What you need to be successful
What Did We Order?
- Advanced working SQL knowledge and experience working with relational databases, as well as working familiarity with a variety of databases.
- Solid data modelling experience with 5-8 years of experience.
- Experience building and optimizing data pipelines, data warehouse architectures, and data sets.
- Experience performing root cause analysis on internal and external data and processes to answer specific business questions and identify opportunities for improvement.
- Strong analytic skills related to working with unstructured datasets.
- Build processes supporting data transformation, data structures, metadata, dependency and workload management.
- Strong project management and organizational skills.
- Experience supporting and working with cross-functional teams in a dynamic environment.
- A good problem solver with a ‘figure it out’ growth mindset.
- An excellent collaborator.
- An excellent communicator.
- A strong sense of ownership and accountability.
- A ‘keep it simple’ approach to #makeithappen.
- Bachelor's degree in engineering, computer science, technology, or similar fields.
Desired candidate profile
1. Data Architecture and Design
- Expertise in designing and structuring complex data systems that support business needs, ensuring they are scalable, flexible, and efficient.
- Understanding of data models, schemas, and data structures like relational, NoSQL, and cloud-based systems.
- Experience with designing databases (OLTP, OLAP), data lakes, and data warehouses to handle structured and unstructured data.
2. Database Technologies
- Strong knowledge of relational databases (e.g., MySQL, PostgreSQL, Oracle), NoSQL databases (e.g., MongoDB, Cassandra), and graph databases.
- Experience with cloud-based database technologies like Amazon RDS, Google BigQuery, Azure SQL Database, and Snowflake.
- Proficiency in database management, including performance tuning, indexing, backup, and disaster recovery planning.

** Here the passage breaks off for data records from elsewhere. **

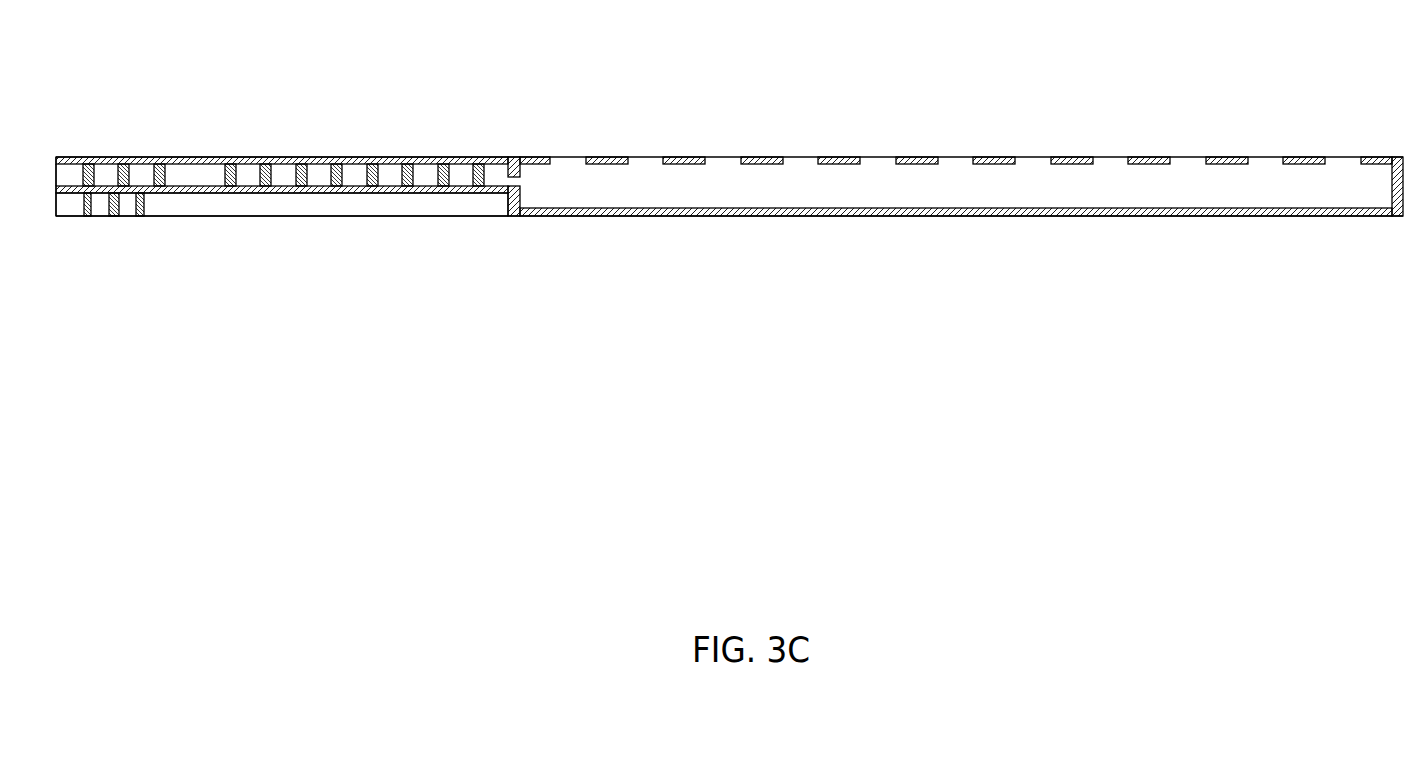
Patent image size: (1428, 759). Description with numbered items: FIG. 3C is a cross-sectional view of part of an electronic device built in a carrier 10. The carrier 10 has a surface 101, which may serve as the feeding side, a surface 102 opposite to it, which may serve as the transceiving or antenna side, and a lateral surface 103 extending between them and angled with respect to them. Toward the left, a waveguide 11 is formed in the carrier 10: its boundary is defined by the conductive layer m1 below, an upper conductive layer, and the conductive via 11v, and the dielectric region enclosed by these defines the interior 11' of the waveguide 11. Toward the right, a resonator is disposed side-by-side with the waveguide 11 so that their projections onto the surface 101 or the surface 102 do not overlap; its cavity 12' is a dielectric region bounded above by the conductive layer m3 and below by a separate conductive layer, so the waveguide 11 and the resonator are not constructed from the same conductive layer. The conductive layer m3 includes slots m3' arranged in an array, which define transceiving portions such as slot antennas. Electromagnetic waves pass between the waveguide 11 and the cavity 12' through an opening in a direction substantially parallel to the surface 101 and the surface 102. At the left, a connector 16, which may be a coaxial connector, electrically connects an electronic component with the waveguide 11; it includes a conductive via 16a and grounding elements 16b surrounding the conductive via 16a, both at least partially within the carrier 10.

The carrier 10 is at (200, 216).
The surface 101 is at (294, 216).
The surface 102 is at (121, 157).
The surface 103 is at (56, 172).
The waveguide 11 is at (288, 109).
The conductive via 11v is at (335, 164).
The conductive layer m1 is at (393, 190).
The interior 11' is at (195, 129).
The conductive layer m3 is at (956, 117).
The slots m3' is at (721, 117).
The cavity 12' is at (956, 139).
The connector 16 is at (165, 272).
The conductive via 16a is at (114, 216).
The grounding elements 16b is at (89, 216).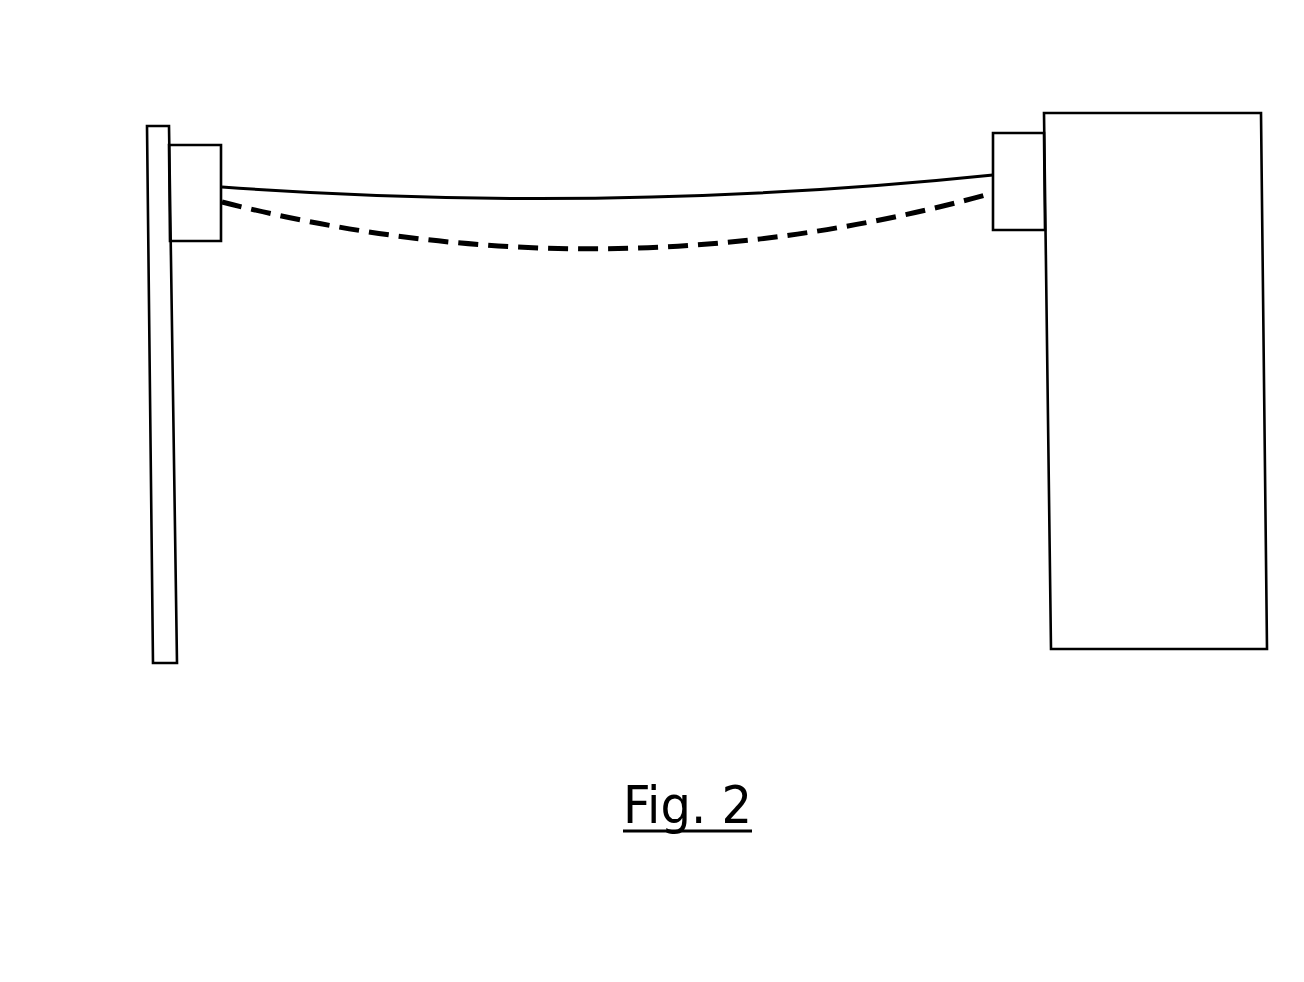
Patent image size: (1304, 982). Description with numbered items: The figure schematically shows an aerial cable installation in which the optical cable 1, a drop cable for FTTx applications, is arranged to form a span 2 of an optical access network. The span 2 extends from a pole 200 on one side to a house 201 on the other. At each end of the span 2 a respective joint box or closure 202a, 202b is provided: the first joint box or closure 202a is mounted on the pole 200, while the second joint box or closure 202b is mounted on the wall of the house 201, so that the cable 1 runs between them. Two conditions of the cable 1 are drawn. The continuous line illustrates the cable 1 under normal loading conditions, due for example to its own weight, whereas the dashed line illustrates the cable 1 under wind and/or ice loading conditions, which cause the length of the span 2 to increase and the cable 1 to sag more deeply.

3. Data Modeling and ETL Processes
- Expertise in designing logical and physical data models that are optimized for querying and reporting.
- Experience in building and managing ETL (Extract, Transform, Load) pipelines to move data between systems.
- Familiarity with data integration tools like Apache Nifi, Talend, and Informatica.
4. Cloud Computing and Distributed Systems
- Proficiency in cloud platforms (e.g., AWS, Google Cloud Platform, Microsoft Azure) for deploying and managing data infrastructure.
- Knowledge of distributed computing frameworks like Apache Hadoop, Spark, and Flink for processing large volumes of data.
- Experience designing cloud-based data storage systems that allow for scalability, cost-effectiveness, and high availability.
5. Big Data Technologies
- Familiarity with big data tools like Apache Kafka, Hadoop, and Spark for managing and processing large datasets in real-time.
- Understanding of batch processing and stream processing architectures to ensure data is processed and analyzed in a timely manner.
6. Data Governance and Security
- Knowledge of data governance best practices, ensuring data quality, integrity, and compliance with legal regulations (e.g., GDPR, HIPAA).
- Expertise in implementing data security measures, including encryption, access controls, and audit logs, to protect sensitive data.